Time-domain vs. Fourier-transform
While Fourier-transform OCT offers advantages over time-domain OCT-including the ability to do three-dimensional imaging-Baron said the company made a conscious decision to go with time-domain OCT to keep the overall cost of the system down and thus make it accessible to most dentists, while still providing sufficient resolution to characterize dental tissue and diseases. The dental market is very price sensitive when it comes to the technologies it will invest in, and early on Lantis set a price cap of $20,000 to $25,000 for the OCT imaging system. While the price is higher than conventional or digital x-ray systems or the laser-based Diagnodent-which uses a 630 nm diode laser to provide fluorescence measurements in fissure areas of the tooth to distinguish between decayed and healthy dentin-Baron believes that the advantages offered by OCT will make the Lantis product “hard to resist.”
“One thing clinicians are looking for in an imaging system is both quantitative and qualitative information, particularly at an early stage. They want to know how much of something there is and where it is, and this is what OCT provides,” Baron said.
While the Diagnodent provides an indication on a scale of 1 to 10 of how much decay is present (via the fluorescence), there has to be a minimum amount of decay before it can detect it, he adds.
“Our OCT system will pick up the presence of decay at a much earlier stage, and it provides a histologic image that indicates both how much decay there is and where it is located, not just a general auditory signal that indicates the presence of some decay.”

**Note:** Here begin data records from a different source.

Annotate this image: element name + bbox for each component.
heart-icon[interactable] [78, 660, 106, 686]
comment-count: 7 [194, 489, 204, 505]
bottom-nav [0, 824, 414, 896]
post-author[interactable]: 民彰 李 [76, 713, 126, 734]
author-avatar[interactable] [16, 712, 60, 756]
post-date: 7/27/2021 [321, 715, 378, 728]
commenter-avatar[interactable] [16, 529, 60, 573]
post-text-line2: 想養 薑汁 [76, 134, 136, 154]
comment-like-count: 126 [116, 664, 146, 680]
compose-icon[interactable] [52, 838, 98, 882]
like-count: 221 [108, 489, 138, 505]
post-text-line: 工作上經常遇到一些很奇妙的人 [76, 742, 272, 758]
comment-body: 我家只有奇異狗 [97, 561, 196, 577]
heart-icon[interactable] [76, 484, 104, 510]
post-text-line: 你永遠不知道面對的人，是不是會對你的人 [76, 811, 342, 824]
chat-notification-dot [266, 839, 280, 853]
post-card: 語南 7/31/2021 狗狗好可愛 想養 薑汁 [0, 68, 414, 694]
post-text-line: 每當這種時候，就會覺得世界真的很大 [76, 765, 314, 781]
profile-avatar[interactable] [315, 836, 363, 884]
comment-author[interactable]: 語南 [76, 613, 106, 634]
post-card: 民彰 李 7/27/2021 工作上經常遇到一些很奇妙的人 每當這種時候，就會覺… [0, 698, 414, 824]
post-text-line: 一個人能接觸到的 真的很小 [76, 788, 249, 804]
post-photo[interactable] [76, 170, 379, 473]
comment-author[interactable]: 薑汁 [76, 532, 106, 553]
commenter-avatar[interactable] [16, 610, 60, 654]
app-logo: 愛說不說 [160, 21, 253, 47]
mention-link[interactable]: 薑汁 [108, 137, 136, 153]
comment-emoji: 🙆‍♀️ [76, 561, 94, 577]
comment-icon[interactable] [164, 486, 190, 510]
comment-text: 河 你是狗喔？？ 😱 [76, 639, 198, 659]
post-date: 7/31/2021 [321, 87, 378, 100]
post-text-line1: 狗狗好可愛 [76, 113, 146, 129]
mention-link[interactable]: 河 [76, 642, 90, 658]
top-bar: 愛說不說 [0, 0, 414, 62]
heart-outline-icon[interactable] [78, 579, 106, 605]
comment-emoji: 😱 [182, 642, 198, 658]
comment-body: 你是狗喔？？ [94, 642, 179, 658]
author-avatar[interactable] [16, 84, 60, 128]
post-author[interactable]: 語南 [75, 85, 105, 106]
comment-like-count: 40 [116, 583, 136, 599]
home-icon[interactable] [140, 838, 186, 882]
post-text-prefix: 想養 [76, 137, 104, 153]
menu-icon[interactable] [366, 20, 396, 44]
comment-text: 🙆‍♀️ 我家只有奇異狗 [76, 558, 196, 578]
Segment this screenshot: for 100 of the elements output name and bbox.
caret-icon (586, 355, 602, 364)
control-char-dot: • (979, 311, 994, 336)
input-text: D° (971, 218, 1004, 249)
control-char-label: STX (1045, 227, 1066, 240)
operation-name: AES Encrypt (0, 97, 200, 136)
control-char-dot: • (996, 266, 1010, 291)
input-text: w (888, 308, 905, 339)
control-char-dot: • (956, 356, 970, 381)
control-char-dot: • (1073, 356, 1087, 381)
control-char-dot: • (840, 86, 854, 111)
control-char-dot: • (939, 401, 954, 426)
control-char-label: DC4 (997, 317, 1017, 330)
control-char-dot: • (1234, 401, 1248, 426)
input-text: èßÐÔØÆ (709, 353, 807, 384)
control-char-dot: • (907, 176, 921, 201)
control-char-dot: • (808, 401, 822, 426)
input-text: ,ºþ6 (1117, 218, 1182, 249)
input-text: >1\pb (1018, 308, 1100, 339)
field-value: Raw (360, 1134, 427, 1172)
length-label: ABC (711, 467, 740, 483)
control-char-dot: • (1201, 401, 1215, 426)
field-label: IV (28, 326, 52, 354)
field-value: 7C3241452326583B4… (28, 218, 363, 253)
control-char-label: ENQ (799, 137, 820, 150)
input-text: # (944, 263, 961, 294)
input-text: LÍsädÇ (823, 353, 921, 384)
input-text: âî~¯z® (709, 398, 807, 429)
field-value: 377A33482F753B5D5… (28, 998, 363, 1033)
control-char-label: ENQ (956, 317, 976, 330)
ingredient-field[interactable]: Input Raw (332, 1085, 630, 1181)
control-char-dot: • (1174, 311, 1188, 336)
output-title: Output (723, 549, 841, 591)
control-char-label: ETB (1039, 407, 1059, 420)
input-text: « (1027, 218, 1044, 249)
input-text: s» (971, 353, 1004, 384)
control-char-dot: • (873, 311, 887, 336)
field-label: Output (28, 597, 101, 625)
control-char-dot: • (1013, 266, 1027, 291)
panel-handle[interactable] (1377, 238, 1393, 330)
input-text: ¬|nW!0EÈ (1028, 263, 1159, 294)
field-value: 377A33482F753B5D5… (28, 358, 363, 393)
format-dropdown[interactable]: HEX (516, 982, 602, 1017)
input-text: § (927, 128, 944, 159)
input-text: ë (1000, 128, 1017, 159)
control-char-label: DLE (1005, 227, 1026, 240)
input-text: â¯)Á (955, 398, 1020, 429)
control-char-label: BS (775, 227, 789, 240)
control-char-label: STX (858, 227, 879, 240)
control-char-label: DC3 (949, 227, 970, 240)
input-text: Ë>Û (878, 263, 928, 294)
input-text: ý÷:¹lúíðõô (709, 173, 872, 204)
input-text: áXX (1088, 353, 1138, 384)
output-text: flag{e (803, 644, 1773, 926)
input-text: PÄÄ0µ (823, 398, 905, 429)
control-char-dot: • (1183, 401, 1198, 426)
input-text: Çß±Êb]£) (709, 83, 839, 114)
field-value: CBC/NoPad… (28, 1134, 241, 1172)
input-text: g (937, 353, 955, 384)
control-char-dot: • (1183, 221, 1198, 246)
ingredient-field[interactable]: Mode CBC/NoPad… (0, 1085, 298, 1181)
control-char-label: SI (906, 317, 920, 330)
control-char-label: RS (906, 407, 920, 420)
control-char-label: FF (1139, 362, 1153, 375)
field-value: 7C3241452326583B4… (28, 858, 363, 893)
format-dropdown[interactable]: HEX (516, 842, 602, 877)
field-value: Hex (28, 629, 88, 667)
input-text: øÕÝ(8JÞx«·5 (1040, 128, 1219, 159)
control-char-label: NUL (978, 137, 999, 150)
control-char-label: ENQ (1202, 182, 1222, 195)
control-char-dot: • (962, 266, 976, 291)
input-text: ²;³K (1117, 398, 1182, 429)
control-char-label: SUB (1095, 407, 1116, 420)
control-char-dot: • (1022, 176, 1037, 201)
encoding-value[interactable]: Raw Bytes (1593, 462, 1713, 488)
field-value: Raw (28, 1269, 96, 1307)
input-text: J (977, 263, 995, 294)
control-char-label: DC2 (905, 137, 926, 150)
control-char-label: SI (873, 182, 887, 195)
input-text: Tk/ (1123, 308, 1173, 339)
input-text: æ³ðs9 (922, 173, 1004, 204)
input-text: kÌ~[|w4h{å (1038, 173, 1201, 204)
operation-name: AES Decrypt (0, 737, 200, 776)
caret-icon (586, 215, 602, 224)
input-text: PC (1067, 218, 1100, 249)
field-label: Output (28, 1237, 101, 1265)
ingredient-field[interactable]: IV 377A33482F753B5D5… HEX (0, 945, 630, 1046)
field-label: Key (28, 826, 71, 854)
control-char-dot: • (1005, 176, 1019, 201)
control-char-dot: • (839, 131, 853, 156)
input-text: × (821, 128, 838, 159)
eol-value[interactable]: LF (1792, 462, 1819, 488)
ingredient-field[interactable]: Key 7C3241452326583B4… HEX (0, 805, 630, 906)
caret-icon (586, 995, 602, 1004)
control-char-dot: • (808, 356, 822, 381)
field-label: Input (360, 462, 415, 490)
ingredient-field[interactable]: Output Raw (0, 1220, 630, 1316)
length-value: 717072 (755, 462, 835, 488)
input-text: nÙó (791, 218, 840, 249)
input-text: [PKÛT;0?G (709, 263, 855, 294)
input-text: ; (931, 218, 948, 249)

At the same time, the fact that dentists have embraced the Diagnodent is a good sign because it means they want, and are ready to invest in, better diagnostic aids, according to Baron. Toward that end, the company is looking at additional applications, including imaging periodontal ligament attachments (measuring the depth of the pockets around teeth) and detecting oral cancers.
“Dentists have been operating ‘blind’ for a long time, which makes diagnosing many clinical conditions very difficult,” said Baron. “We think once they see what OCT can do to help them evaluate dental tissue, it will be very difficult to resist the deployment of OCT in their practice.”